Within our service we have a mixed bag of clinicians – not just doctors, nurses and psychologists but also family therapists and the occasional psychoanalytic psychotherapist. Some of our staff have developed skills and training in certain types of therapies – for example, CBT-E or Eye Movement Desensitisation and Reprocessing. All in all, I think we’ve got a fairly mixed set of therapeutic tools in our toolbox.
I’d agree with the ACP that while CBT can be useful to a lot of people, it’s not a cure-all panacea, and it’s not suitable for everybody. There’s a lot of kids I wouldn’t be able to help if I just sat there doing CBT with them and didn’t do any systemic work to try to improve the family dynamics. Working alongside psychoanalytic therapists has converted me from my previous cynicism about psychoanalysis, although these colleagues seem to base their work on John Bowlby and attachment theory rather than any Freudian ideas about wanting to kill Daddy and have sex with Mummy.
I’d also agree that while there tends to be more of an evidence base for CBT, often that’s because there’s more of a culture of doing research among cognitive-behaviour therapists compared to some of the other modalities. Some would also say that its format is one that’s more disposed to being measured.
Where I’d disagree with the ACP is the suggestion that the threat of a narrowing of focus to CBT is coming from NICE. For one thing, although NICE does often tend to recommend CBT for various conditions, it’s not the only therapy they ever recommend. For example, here’s a list of the conditions that family therapy is recommended for.

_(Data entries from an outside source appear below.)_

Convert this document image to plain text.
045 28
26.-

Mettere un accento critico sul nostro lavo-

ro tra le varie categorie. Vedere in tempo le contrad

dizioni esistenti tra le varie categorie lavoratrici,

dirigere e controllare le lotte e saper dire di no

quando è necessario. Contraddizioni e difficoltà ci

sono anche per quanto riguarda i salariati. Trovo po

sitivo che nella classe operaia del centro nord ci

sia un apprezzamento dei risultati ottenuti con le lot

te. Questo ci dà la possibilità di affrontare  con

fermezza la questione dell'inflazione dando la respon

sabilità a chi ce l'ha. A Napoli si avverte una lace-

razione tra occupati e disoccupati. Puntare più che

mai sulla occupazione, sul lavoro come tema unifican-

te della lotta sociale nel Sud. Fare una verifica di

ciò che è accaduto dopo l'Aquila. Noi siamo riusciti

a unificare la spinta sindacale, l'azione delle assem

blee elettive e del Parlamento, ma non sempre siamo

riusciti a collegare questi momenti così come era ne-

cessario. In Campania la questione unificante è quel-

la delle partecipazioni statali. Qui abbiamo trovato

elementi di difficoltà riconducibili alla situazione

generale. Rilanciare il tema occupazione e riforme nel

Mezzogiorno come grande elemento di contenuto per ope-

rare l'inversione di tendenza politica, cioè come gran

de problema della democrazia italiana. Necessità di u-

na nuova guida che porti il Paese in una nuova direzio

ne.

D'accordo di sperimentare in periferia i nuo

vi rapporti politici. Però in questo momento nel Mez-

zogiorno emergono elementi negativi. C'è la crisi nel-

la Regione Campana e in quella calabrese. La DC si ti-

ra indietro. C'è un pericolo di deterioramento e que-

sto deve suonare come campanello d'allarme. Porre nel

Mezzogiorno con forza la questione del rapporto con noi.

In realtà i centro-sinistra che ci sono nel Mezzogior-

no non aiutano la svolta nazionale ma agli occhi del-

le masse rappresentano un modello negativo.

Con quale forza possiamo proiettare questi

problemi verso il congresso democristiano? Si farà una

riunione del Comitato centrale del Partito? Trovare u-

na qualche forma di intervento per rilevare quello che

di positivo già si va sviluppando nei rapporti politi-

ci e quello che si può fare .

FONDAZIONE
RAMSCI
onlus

Personally, I suspect the real threat to therapeutic eclecticism is not from NICE but…yes, you’ve guessed it, the cuts. I’ve previously commented on the way is which CAMHS seems to be losing more of the family therapists, psychoanalytic therapists, play therapists, arts therapists…more of them are being laid off, and there’s less offers to train new ones. Without these highly specialist practitioners with their often-rigorous training, we’re falling back more and more onto a core of doctors, nurses and psychologists. It’s simple financial pressures that are likely to degrade CAMHS into a crude CBT-and-Ritalin service, rather than NICE.
Actually I suspect that the practitioners that the ACP think should have a slice of the NHS pie are not necessarily the modalities I’ve previously mentioned. In the ACP there’s Darian Leader, a Lacanian, also Andrew Samuels, a Jungian. The ACP also tends to attract quite a few people from the Independent Practitioners Network, which includes some people who strike me as surprisingly innovative practitioners (“whack jobs” would be putting it more bluntly). There are almost as many models of psychotherapy as there are psychotherapists. Some of those models are a bit kooky.
Ultimately, I’d agree that the NHS shouldn’t just be offering CBT. That said, it can’t be a free-for-all and there does need to be some quality control. If the ACP genuinely wants to see more varieties of psychotherapy available to the public, maybe they should stop whining about the NICE Guidelines, and go out and publish some research which might then make it into those guidelines.